Heute zum Beispiel eine Vierbildkarte mit Motiven aus Groß-Koschen. Ich schätze die darauf
enthaltenen Aufnahmen auf <=1925. Anhaltspunkt ist hierbei die Seriennummer der Karte.
In dieser interpretiere ich die "25" als Produktionsjahr. Kann stimmen, muß nicht! Sicher
dürfte sein, dass die Fotos links unten und rechts oben kurz hintereinander geschossen
wurden. Man erkennt auf beiden das selbe Fuhrwerk.
Passend zu der Abbildung links oben - Bäckerei u. Kolonialwarenhandlung v. Heinr. Kindler fand
ich in der Chronik "Historische Einblicke - Großkoschen 1408 - 2008" folgenden Text:
Um 1903 erwarb Heinrich Kindler von der Gemeinde am Niemtscher Wege eine Baustelle. Er
legte dort den Grundstein zu einer Bäckerei mit Wohnhaus, verbunden mit einem Colonialwaren-
Lebensmittelgeschäft.

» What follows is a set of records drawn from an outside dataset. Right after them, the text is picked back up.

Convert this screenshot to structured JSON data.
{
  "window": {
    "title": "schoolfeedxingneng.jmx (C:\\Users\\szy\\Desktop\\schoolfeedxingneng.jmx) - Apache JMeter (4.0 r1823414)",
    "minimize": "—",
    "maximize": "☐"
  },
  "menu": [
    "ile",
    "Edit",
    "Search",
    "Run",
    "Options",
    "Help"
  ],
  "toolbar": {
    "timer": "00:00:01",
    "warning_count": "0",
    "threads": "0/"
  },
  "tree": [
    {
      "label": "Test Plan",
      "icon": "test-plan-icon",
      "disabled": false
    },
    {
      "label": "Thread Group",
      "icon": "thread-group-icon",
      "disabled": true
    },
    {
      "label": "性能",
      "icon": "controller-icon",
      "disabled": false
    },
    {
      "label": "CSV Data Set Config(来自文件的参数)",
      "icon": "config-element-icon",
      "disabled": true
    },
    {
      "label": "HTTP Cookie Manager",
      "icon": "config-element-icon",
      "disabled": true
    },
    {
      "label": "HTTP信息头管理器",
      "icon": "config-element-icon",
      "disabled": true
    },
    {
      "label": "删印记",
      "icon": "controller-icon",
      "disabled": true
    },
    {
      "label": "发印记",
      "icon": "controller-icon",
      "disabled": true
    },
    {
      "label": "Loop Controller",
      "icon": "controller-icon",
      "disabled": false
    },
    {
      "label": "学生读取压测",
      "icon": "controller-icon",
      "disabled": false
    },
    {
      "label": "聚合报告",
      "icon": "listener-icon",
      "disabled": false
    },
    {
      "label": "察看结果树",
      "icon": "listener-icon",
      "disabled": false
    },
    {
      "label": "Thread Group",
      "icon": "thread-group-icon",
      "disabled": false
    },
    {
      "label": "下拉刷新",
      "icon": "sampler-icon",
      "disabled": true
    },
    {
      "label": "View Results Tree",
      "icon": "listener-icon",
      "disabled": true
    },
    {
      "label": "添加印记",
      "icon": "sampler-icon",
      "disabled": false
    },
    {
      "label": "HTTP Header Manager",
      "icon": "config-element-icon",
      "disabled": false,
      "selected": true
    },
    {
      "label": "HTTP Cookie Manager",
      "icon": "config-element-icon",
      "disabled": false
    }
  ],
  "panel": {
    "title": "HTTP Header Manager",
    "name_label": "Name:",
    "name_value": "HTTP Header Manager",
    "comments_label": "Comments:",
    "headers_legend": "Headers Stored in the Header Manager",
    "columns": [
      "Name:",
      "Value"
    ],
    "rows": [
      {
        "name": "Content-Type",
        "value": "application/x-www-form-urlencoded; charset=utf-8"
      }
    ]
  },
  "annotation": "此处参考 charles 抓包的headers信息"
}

Nach dem Tode des Heinrich Kindler führte seine Ehefrau unter Zuhilfenahme
ihres Sohnes und eines Gesellen das Geschäft weiter. Späterhin wurde die Bäckerei mit
Lebensmittelgeschäft verpachtet. Heute ist dort eine HO-Lebensmittelverkaufstelle eingerichtet.
Die Aussage des letzten Satzes war wohl 2008 auch nicht mehr ganz so aktuell...
Der obige Text suggeriert auch, dass Kindler um 1903 den Geschäftsbetrieb aufnahm. Das möchte ich
bis auf weiteres in Frage stellen denn 10 Jahre später im Einwohnerbuch 1914 wird er (noch) als "Arbeiter"
geführt.
Das vorliegende Exemplar ist übrigens ein anschauliches Beispiel dafür, daß sich auch
bei sub-optimaler Ausgangssituation digital noch etwas Vorzeigbares produzieren lässt.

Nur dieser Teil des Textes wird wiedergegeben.